DayeTime: Marking 50th anniversary of Martin Luther King Jr.'s assassination
Regardless of personal opinions concerning Martin Luther King Jr., there is no disputing that he was one of this nation’s most influential leaders -- especially of the 20th Century.
No right-thinking, moral individual would disagree that, at 39, King died too soon.
King was murdered on April 4, 1968 -- 50 years ago today -- on the balcony of Room 306 in the Lorraine Motel in Memphis, Tenn.
The night before, King addressed a rally at Mason Temple in Memphis in which he spoke about death threats and his determination to continue his campaign for social justice for all Americans.
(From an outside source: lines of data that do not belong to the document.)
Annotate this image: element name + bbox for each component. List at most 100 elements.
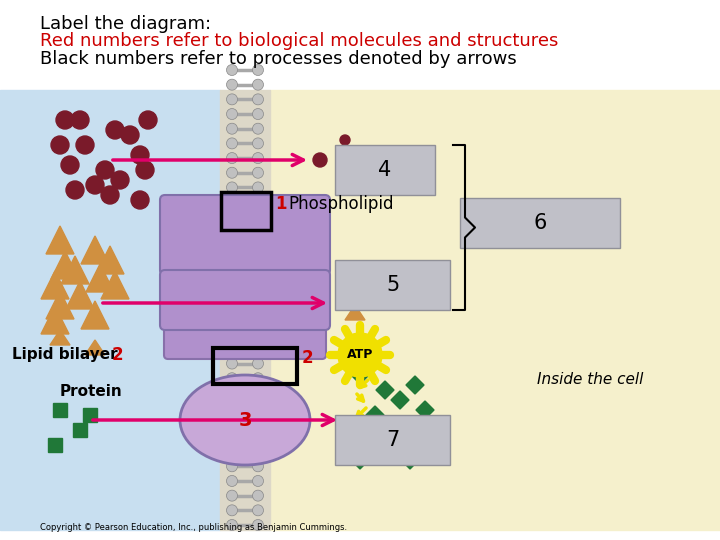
Circle shape (227, 182, 238, 193)
Bar (0, 90, 220, 530)
Text: Black numbers refer to processes denoted by arrows: Black numbers refer to processes denoted… (40, 50, 517, 68)
Circle shape (227, 241, 238, 252)
Circle shape (96, 161, 114, 179)
Polygon shape (86, 264, 114, 292)
Circle shape (227, 417, 238, 428)
Circle shape (101, 186, 119, 204)
Circle shape (227, 461, 238, 472)
Circle shape (227, 358, 238, 369)
Circle shape (227, 123, 238, 134)
Polygon shape (421, 426, 439, 444)
Text: 3: 3 (238, 410, 252, 429)
Text: 2: 2 (112, 346, 124, 364)
Bar (83, 408, 97, 422)
Circle shape (253, 64, 264, 76)
Circle shape (253, 475, 264, 487)
Circle shape (253, 329, 264, 340)
Circle shape (111, 171, 129, 189)
Polygon shape (101, 271, 129, 299)
Polygon shape (386, 446, 404, 464)
FancyBboxPatch shape (164, 286, 326, 359)
Circle shape (253, 358, 264, 369)
Circle shape (227, 64, 238, 76)
Circle shape (227, 299, 238, 310)
Text: Red numbers refer to biological molecules and structures: Red numbers refer to biological molecule… (40, 32, 559, 50)
Bar (335, 260, 450, 310)
Circle shape (253, 167, 264, 178)
Circle shape (253, 285, 264, 296)
Text: Inside the cell: Inside the cell (537, 373, 643, 388)
Polygon shape (381, 416, 399, 434)
Circle shape (253, 299, 264, 310)
Circle shape (227, 373, 238, 384)
Polygon shape (81, 236, 109, 264)
Circle shape (253, 153, 264, 164)
Bar (270, 90, 720, 530)
Bar (213, 348, 297, 384)
Circle shape (227, 167, 238, 178)
Circle shape (253, 123, 264, 134)
Polygon shape (96, 246, 124, 274)
Circle shape (71, 111, 89, 129)
Circle shape (227, 402, 238, 413)
Polygon shape (41, 271, 69, 299)
Circle shape (227, 475, 238, 487)
Text: Protein: Protein (60, 384, 122, 400)
Polygon shape (46, 291, 74, 319)
Circle shape (227, 153, 238, 164)
Circle shape (253, 197, 264, 207)
Circle shape (227, 197, 238, 207)
Circle shape (227, 138, 238, 149)
Polygon shape (81, 301, 109, 329)
Text: 7: 7 (386, 430, 399, 450)
Polygon shape (366, 406, 384, 424)
Polygon shape (391, 391, 409, 409)
Circle shape (253, 255, 264, 266)
Ellipse shape (180, 375, 310, 465)
Circle shape (121, 126, 139, 144)
Circle shape (66, 181, 84, 199)
FancyBboxPatch shape (160, 270, 330, 330)
Polygon shape (351, 451, 369, 469)
Polygon shape (41, 306, 69, 334)
Polygon shape (416, 401, 434, 419)
Circle shape (253, 417, 264, 428)
Circle shape (131, 191, 149, 209)
Circle shape (131, 146, 149, 164)
Circle shape (227, 226, 238, 237)
Polygon shape (341, 421, 359, 439)
Bar (0, 0, 720, 95)
Text: 5: 5 (386, 275, 399, 295)
Circle shape (227, 431, 238, 442)
Bar (221, 192, 271, 230)
Bar (48, 438, 62, 452)
Bar (220, 90, 270, 530)
Circle shape (338, 333, 382, 377)
Circle shape (253, 519, 264, 530)
Circle shape (61, 156, 79, 174)
Bar (53, 403, 67, 417)
Circle shape (227, 343, 238, 354)
Polygon shape (361, 436, 379, 454)
Circle shape (253, 94, 264, 105)
Bar (73, 423, 87, 437)
Circle shape (313, 153, 327, 167)
Text: Label the diagram:: Label the diagram: (40, 15, 211, 33)
Circle shape (253, 343, 264, 354)
Circle shape (51, 136, 69, 154)
Polygon shape (51, 251, 79, 279)
Polygon shape (66, 281, 94, 309)
Circle shape (227, 94, 238, 105)
Circle shape (253, 314, 264, 325)
Circle shape (253, 226, 264, 237)
Polygon shape (401, 451, 419, 469)
Circle shape (253, 79, 264, 90)
Bar (460, 198, 620, 248)
Circle shape (136, 161, 154, 179)
Text: Lipid bilayer: Lipid bilayer (12, 348, 117, 362)
Circle shape (227, 490, 238, 501)
Polygon shape (345, 305, 365, 320)
FancyBboxPatch shape (160, 195, 330, 275)
Polygon shape (376, 381, 394, 399)
Polygon shape (406, 436, 424, 454)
He compared the fight to that of the Israelites in Egypt, who escaped slavery after Moses persisted in petitioning Pharaoh for their release.
Those familiar with the Old Testament account of the Exodus know that Moses led the Israelites in the Wilderness for 40 years before God decided it was time for His people to enter the Promised Land.
However, Moses was told that he could not enter that land. As a reward for his faithful service, God allowed Moses to climb to a mountaintop and look over into the land promised to the Israelites.
In a prophetic and still emotional passage from his last speech, King said:
“We've got some difficult days ahead. But it really doesn't matter with me now, because I've been to the mountaintop.
And I don't mind.
Like anybody, I would like to live a long life. Longevity has its place. But I'm not concerned about that now. I just want to do God's will.
And He's allowed me to go up to the mountain. And I've looked over. And I've seen the Promised Land.
I may not get there with you. But I want you to know tonight, that we, as a people, will get to the Promised Land!
And so I'm happy, tonight.
I'm not worried about anything.
I'm not fearing any man!
Mine eyes have seen the glory of the coming of the Lord!”
This week, marking the 50th anniversary of one of the nation’s most notable political assassinations, we remember those words.
There are those who say that passage to the Promised Land has been made. Others contend the “Israelites” are still wandering in the Wilderness.
We do not take a position on that question, but we do pause to remember a man who was murdered for his beliefs and whose words still stir hearts today as much as they did when first uttered.
There are few men of any era who can still lead long after they have left this world for their eternal home, but Martin Luther King Jr. is one such American.